Special Educational Needs (SEN) Core Offer
As part of the Children’s and Families Bill 2014 all education settings are required to make available their Core SEND offer to families with details how they support children with special educational needs and/or disabilities.
1. How does the Centre know if children need extra help and what should I do if I think my child may have special educational needs?

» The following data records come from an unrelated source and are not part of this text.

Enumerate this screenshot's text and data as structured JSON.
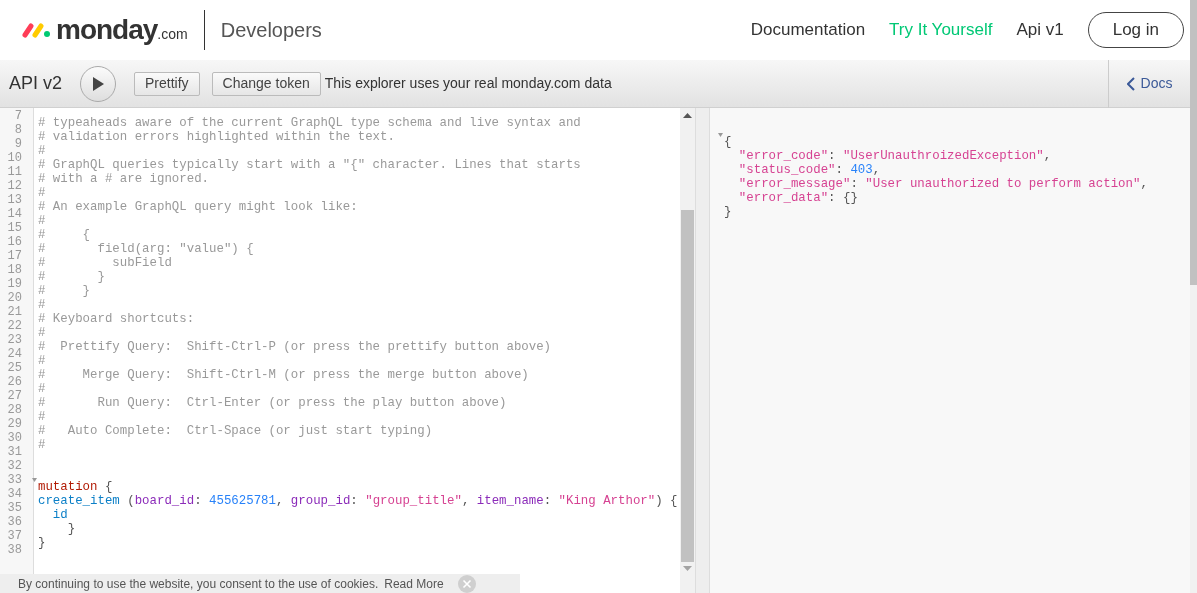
{
  "header": {
    "logo": {
      "name": "monday",
      "suffix": ".com"
    },
    "section": "Developers",
    "nav": [
      {
        "label": "Documentation",
        "selected": false
      },
      {
        "label": "Try It Yourself",
        "selected": true
      },
      {
        "label": "Api v1",
        "selected": false
      }
    ],
    "login": "Log in"
  },
  "toolbar": {
    "title": "API v2",
    "buttons": [
      "Prettify",
      "Change token"
    ],
    "notice": "This explorer uses your real monday.com data",
    "docs": "Docs"
  },
  "editor": {
    "lines": [
      {
        "number": "7",
        "fold": false,
        "tokens": [
          {
            "kind": "comment",
            "text": "# typeaheads aware of the current GraphQL type schema and live syntax and"
          }
        ]
      },
      {
        "number": "8",
        "fold": false,
        "tokens": [
          {
            "kind": "comment",
            "text": "# validation errors highlighted within the text."
          }
        ]
      },
      {
        "number": "9",
        "fold": false,
        "tokens": [
          {
            "kind": "comment",
            "text": "#"
          }
        ]
      },
      {
        "number": "10",
        "fold": false,
        "tokens": [
          {
            "kind": "comment",
            "text": "# GraphQL queries typically start with a \"{\" character. Lines that starts"
          }
        ]
      },
      {
        "number": "11",
        "fold": false,
        "tokens": [
          {
            "kind": "comment",
            "text": "# with a # are ignored."
          }
        ]
      },
      {
        "number": "12",
        "fold": false,
        "tokens": [
          {
            "kind": "comment",
            "text": "#"
          }
        ]
      },
      {
        "number": "13",
        "fold": false,
        "tokens": [
          {
            "kind": "comment",
            "text": "# An example GraphQL query might look like:"
          }
        ]
      },
      {
        "number": "14",
        "fold": false,
        "tokens": [
          {
            "kind": "comment",
            "text": "#"
          }
        ]
      },
      {
        "number": "15",
        "fold": false,
        "tokens": [
          {
            "kind": "comment",
            "text": "#     {"
          }
        ]
      },
      {
        "number": "16",
        "fold": false,
        "tokens": [
          {
            "kind": "comment",
            "text": "#       field(arg: \"value\") {"
          }
        ]
      },
      {
        "number": "17",
        "fold": false,
        "tokens": [
          {
            "kind": "comment",
            "text": "#         subField"
          }
        ]
      },
      {
        "number": "18",
        "fold": false,
        "tokens": [
          {
            "kind": "comment",
            "text": "#       }"
          }
        ]
      },
      {
        "number": "19",
        "fold": false,
        "tokens": [
          {
            "kind": "comment",
            "text": "#     }"
          }
        ]
      },
      {
        "number": "20",
        "fold": false,
        "tokens": [
          {
            "kind": "comment",
            "text": "#"
          }
        ]
      },
      {
        "number": "21",
        "fold": false,
        "tokens": [
          {
            "kind": "comment",
            "text": "# Keyboard shortcuts:"
          }
        ]
      },
      {
        "number": "22",
        "fold": false,
        "tokens": [
          {
            "kind": "comment",
            "text": "#"
          }
        ]
      },
      {
        "number": "23",
        "fold": false,
        "tokens": [
          {
            "kind": "comment",
            "text": "#  Prettify Query:  Shift-Ctrl-P (or press the prettify button above)"
          }
        ]
      },
      {
        "number": "24",
        "fold": false,
        "tokens": [
          {
            "kind": "comment",
            "text": "#"
          }
        ]
      },
      {
        "number": "25",
        "fold": false,
        "tokens": [
          {
            "kind": "comment",
            "text": "#     Merge Query:  Shift-Ctrl-M (or press the merge button above)"
          }
        ]
      },
      {
        "number": "26",
        "fold": false,
        "tokens": [
          {
            "kind": "comment",
            "text": "#"
          }
        ]
      },
      {
        "number": "27",
        "fold": false,
        "tokens": [
          {
            "kind": "comment",
            "text": "#       Run Query:  Ctrl-Enter (or press the play button above)"
          }
        ]
      },
      {
        "number": "28",
        "fold": false,
        "tokens": [
          {
            "kind": "comment",
            "text": "#"
          }
        ]
      },
      {
        "number": "29",
        "fold": false,
        "tokens": [
          {
            "kind": "comment",
            "text": "#   Auto Complete:  Ctrl-Space (or just start typing)"
          }
        ]
      },
      {
        "number": "30",
        "fold": false,
        "tokens": [
          {
            "kind": "comment",
            "text": "#"
          }
        ]
      },
      {
        "number": "31",
        "fold": false
      },
      {
        "number": "32",
        "fold": false
      },
      {
        "number": "33",
        "fold": true,
        "tokens": [
          {
            "kind": "keyword",
            "text": "mutation"
          },
          {
            "kind": "punct",
            "text": " {"
          }
        ]
      },
      {
        "number": "34",
        "fold": false,
        "tokens": [
          {
            "kind": "def",
            "text": "create_item"
          },
          {
            "kind": "punct",
            "text": " ("
          },
          {
            "kind": "attribute",
            "text": "board_id"
          },
          {
            "kind": "punct",
            "text": ": "
          },
          {
            "kind": "number",
            "text": "455625781"
          },
          {
            "kind": "punct",
            "text": ", "
          },
          {
            "kind": "attribute",
            "text": "group_id"
          },
          {
            "kind": "punct",
            "text": ": "
          },
          {
            "kind": "string",
            "text": "\"group_title\""
          },
          {
            "kind": "punct",
            "text": ", "
          },
          {
            "kind": "attribute",
            "text": "item_name"
          },
          {
            "kind": "punct",
            "text": ": "
          },
          {
            "kind": "string",
            "text": "\"King Arthor\""
          },
          {
            "kind": "punct",
            "text": ") {"
          }
        ]
      },
      {
        "number": "35",
        "fold": false,
        "tokens": [
          {
            "kind": "def",
            "text": "  id"
          }
        ]
      },
      {
        "number": "36",
        "fold": false,
        "tokens": [
          {
            "kind": "punct",
            "text": "    }"
          }
        ]
      },
      {
        "number": "37",
        "fold": false,
        "tokens": [
          {
            "kind": "punct",
            "text": "}"
          }
        ]
      },
      {
        "number": "38",
        "fold": false
      }
    ]
  },
  "result": {
    "lines": [
      {
        "fold": true,
        "tokens": [
          {
            "kind": "punct",
            "text": "{"
          }
        ]
      },
      {
        "fold": false,
        "tokens": [
          {
            "kind": "string",
            "text": "  \"error_code\""
          },
          {
            "kind": "punct",
            "text": ": "
          },
          {
            "kind": "string",
            "text": "\"UserUnauthroizedException\""
          },
          {
            "kind": "punct",
            "text": ","
          }
        ]
      },
      {
        "fold": false,
        "tokens": [
          {
            "kind": "string",
            "text": "  \"status_code\""
          },
          {
            "kind": "punct",
            "text": ": "
          },
          {
            "kind": "number",
            "text": "403"
          },
          {
            "kind": "punct",
            "text": ","
          }
        ]
      },
      {
        "fold": false,
        "tokens": [
          {
            "kind": "string",
            "text": "  \"error_message\""
          },
          {
            "kind": "punct",
            "text": ": "
          },
          {
            "kind": "string",
            "text": "\"User unauthorized to perform action\""
          },
          {
            "kind": "punct",
            "text": ","
          }
        ]
      },
      {
        "fold": false,
        "tokens": [
          {
            "kind": "string",
            "text": "  \"error_data\""
          },
          {
            "kind": "punct",
            "text": ": {}"
          }
        ]
      },
      {
        "fold": false,
        "tokens": [
          {
            "kind": "punct",
            "text": "}"
          }
        ]
      }
    ]
  },
  "cookie_banner": {
    "text": "By continuing to use the website, you consent to the use of cookies.",
    "link": "Read More"
  }
}
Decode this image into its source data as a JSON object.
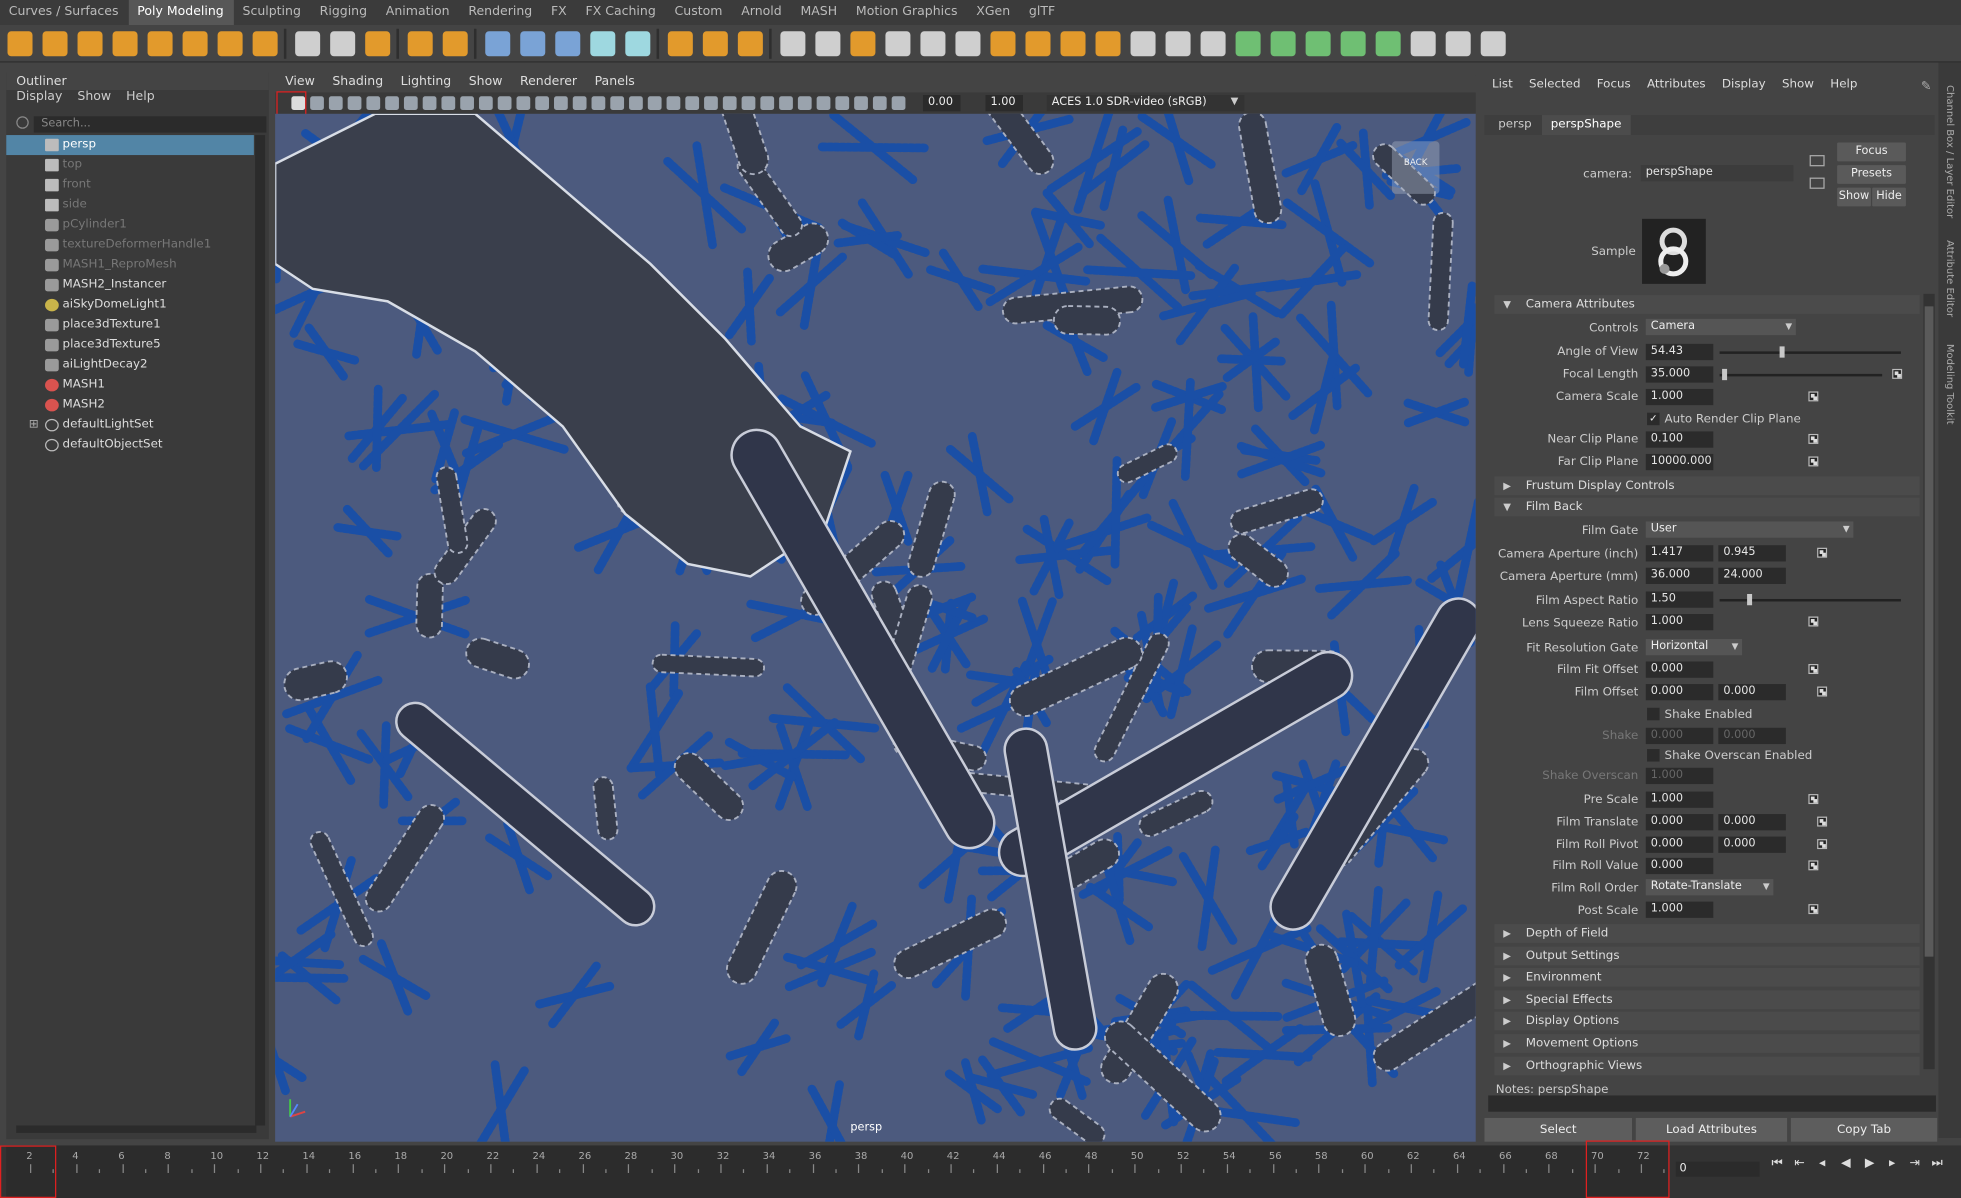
{
  "shelf_tabs": [
    "Curves / Surfaces",
    "Poly Modeling",
    "Sculpting",
    "Rigging",
    "Animation",
    "Rendering",
    "FX",
    "FX Caching",
    "Custom",
    "Arnold",
    "MASH",
    "Motion Graphics",
    "XGen",
    "glTF"
  ],
  "shelf_active": "Poly Modeling",
  "outliner": {
    "title": "Outliner",
    "menu": [
      "Display",
      "Show",
      "Help"
    ],
    "search_placeholder": "Search...",
    "items": [
      {
        "label": "persp",
        "icon": "camera-icon",
        "state": "selected"
      },
      {
        "label": "top",
        "icon": "camera-icon",
        "state": "dim"
      },
      {
        "label": "front",
        "icon": "camera-icon",
        "state": "dim"
      },
      {
        "label": "side",
        "icon": "camera-icon",
        "state": "dim"
      },
      {
        "label": "pCylinder1",
        "icon": "mesh-icon",
        "state": "dim"
      },
      {
        "label": "textureDeformerHandle1",
        "icon": "deformer-icon",
        "state": "dim"
      },
      {
        "label": "MASH1_ReproMesh",
        "icon": "mesh-icon",
        "state": "dim"
      },
      {
        "label": "MASH2_Instancer",
        "icon": "instancer-icon",
        "state": "normal"
      },
      {
        "label": "aiSkyDomeLight1",
        "icon": "light-icon",
        "state": "normal"
      },
      {
        "label": "place3dTexture1",
        "icon": "texture-placement-icon",
        "state": "normal"
      },
      {
        "label": "place3dTexture5",
        "icon": "texture-placement-icon",
        "state": "normal"
      },
      {
        "label": "aiLightDecay2",
        "icon": "light-decay-icon",
        "state": "normal"
      },
      {
        "label": "MASH1",
        "icon": "mash-icon",
        "state": "normal"
      },
      {
        "label": "MASH2",
        "icon": "mash-icon",
        "state": "normal"
      },
      {
        "label": "defaultLightSet",
        "icon": "set-icon",
        "state": "normal"
      },
      {
        "label": "defaultObjectSet",
        "icon": "set-icon",
        "state": "normal"
      }
    ]
  },
  "viewport": {
    "menu": [
      "View",
      "Shading",
      "Lighting",
      "Show",
      "Renderer",
      "Panels"
    ],
    "exposure": "0.00",
    "gamma": "1.00",
    "color_space": "ACES 1.0 SDR-video (sRGB)",
    "camera_label": "persp",
    "cube_label": "BACK"
  },
  "attribute_editor": {
    "menu": [
      "List",
      "Selected",
      "Focus",
      "Attributes",
      "Display",
      "Show",
      "Help"
    ],
    "tabs": [
      "persp",
      "perspShape"
    ],
    "camera_label": "camera:",
    "camera_value": "perspShape",
    "buttons": {
      "focus": "Focus",
      "presets": "Presets",
      "show": "Show",
      "hide": "Hide"
    },
    "sample_label": "Sample",
    "sections": {
      "camera_attributes": "Camera Attributes",
      "frustum": "Frustum Display Controls",
      "film_back": "Film Back",
      "collapsed": [
        "Depth of Field",
        "Output Settings",
        "Environment",
        "Special Effects",
        "Display Options",
        "Movement Options",
        "Orthographic Views"
      ]
    },
    "camera": {
      "controls_label": "Controls",
      "controls_value": "Camera",
      "aov_label": "Angle of View",
      "aov": "54.43",
      "focal_label": "Focal Length",
      "focal": "35.000",
      "scale_label": "Camera Scale",
      "scale": "1.000",
      "auto_clip_label": "Auto Render Clip Plane",
      "near_label": "Near Clip Plane",
      "near": "0.100",
      "far_label": "Far Clip Plane",
      "far": "10000.000"
    },
    "film": {
      "gate_label": "Film Gate",
      "gate": "User",
      "ap_inch_label": "Camera Aperture (inch)",
      "ap_inch": [
        "1.417",
        "0.945"
      ],
      "ap_mm_label": "Camera Aperture (mm)",
      "ap_mm": [
        "36.000",
        "24.000"
      ],
      "aspect_label": "Film Aspect Ratio",
      "aspect": "1.50",
      "squeeze_label": "Lens Squeeze Ratio",
      "squeeze": "1.000",
      "fit_label": "Fit Resolution Gate",
      "fit": "Horizontal",
      "fit_offset_label": "Film Fit Offset",
      "fit_offset": "0.000",
      "offset_label": "Film Offset",
      "offset": [
        "0.000",
        "0.000"
      ],
      "shake_en_label": "Shake Enabled",
      "shake_label": "Shake",
      "shake": [
        "0.000",
        "0.000"
      ],
      "shake_os_en_label": "Shake Overscan Enabled",
      "shake_os_label": "Shake Overscan",
      "shake_os": "1.000",
      "pre_scale_label": "Pre Scale",
      "pre_scale": "1.000",
      "translate_label": "Film Translate",
      "translate": [
        "0.000",
        "0.000"
      ],
      "pivot_label": "Film Roll Pivot",
      "pivot": [
        "0.000",
        "0.000"
      ],
      "roll_value_label": "Film Roll Value",
      "roll_value": "0.000",
      "roll_order_label": "Film Roll Order",
      "roll_order": "Rotate-Translate",
      "post_scale_label": "Post Scale",
      "post_scale": "1.000"
    },
    "notes_label": "Notes:  perspShape",
    "bottom_buttons": [
      "Select",
      "Load Attributes",
      "Copy Tab"
    ]
  },
  "side_strip": [
    "Channel Box / Layer Editor",
    "Attribute Editor",
    "Modeling Toolkit"
  ],
  "timeline": {
    "ticks": [
      "2",
      "4",
      "6",
      "8",
      "10",
      "12",
      "14",
      "16",
      "18",
      "20",
      "22",
      "24",
      "26",
      "28",
      "30",
      "32",
      "34",
      "36",
      "38",
      "40",
      "42",
      "44",
      "46",
      "48",
      "50",
      "52",
      "54",
      "56",
      "58",
      "60",
      "62",
      "64",
      "66",
      "68",
      "70",
      "72"
    ],
    "current_frame": "0"
  }
}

The attainment and progress of all children is monitored on entry and then at four monthly intervals throughout their time with us. Children who are not meeting typical age appropriate expectations will be identified by staff and their learning will be discussed with their parents/carers so that together we can plan to support them to make rapid progress. Those children will be highlighted to all adults working with them and the Special Educational Needs Co-coordinator (SENCO), currently the Deputy Headteacher, so that everyone who comes into contact with each child knows how to help them. High quality teaching will target identified areas. Parents will be kept fully informed of this and this is possible through daily contact with the child’s Key Person. If parents need to be informed of any specific concerns, a meeting would be arranged with the parent. Where progress is less than expected it will be necessary to put additional support in place and a thorough assessment of a child’s needs takes place. This will be supported by the SENCO and includes the views of the parents and child concerned. If there are indications of a range of learning difficulties then the child will be recorded as having special educational needs (SEN). Parents will be informed and involved throughout this process. Parents who are concerned that their child may have SEN issues should not hesitate to speak to their child’s Keyworker, SENco or the Headteacher.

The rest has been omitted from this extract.